By breaking the data processing down like this you might avoid the need to make your function/s Dask-aware. If the loop only involves tens (as opposed to hundreds) files/regions, the loop might also not be too slow. However, using Dask is neater and more scalable, because the code you write looks essentially the same regardless of whether you’re running the code on a powerful supercomputer or a personal laptop.

Find out what you’re working with

Setup a Dask client in your Jupyter notebook. How many cores do you have available and how much memory?

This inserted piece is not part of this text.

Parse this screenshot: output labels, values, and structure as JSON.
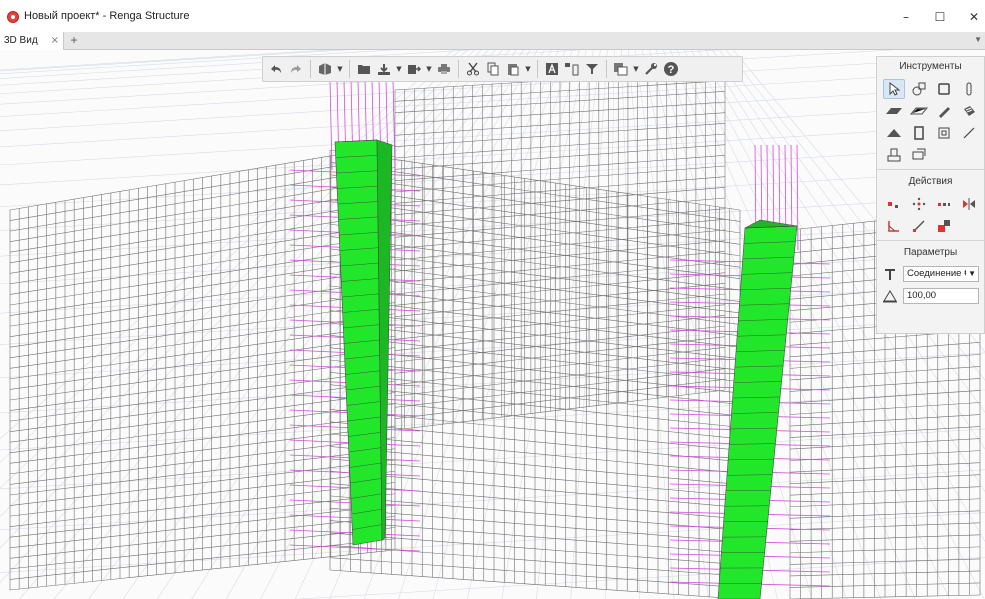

Run the following two commands in your notebook to setup the client and then type client to view the display of information:

PYTHON

from dask.distributed import Client
client = Client()
client

Applying this to your own work

In your own research, are there any data processing tasks that could benefit from chunking and/or parallelisation? If so, how would you implement it? What size would your chunks be and along what axis? Are all the operations involved already Dask-aware?

Key Points

  • Libraries such as dask and xarray can make loading, processing and visualising netCDF data much easier.
  • Dask can speed up processing through parallelism but care may be needed particularly with data chunking.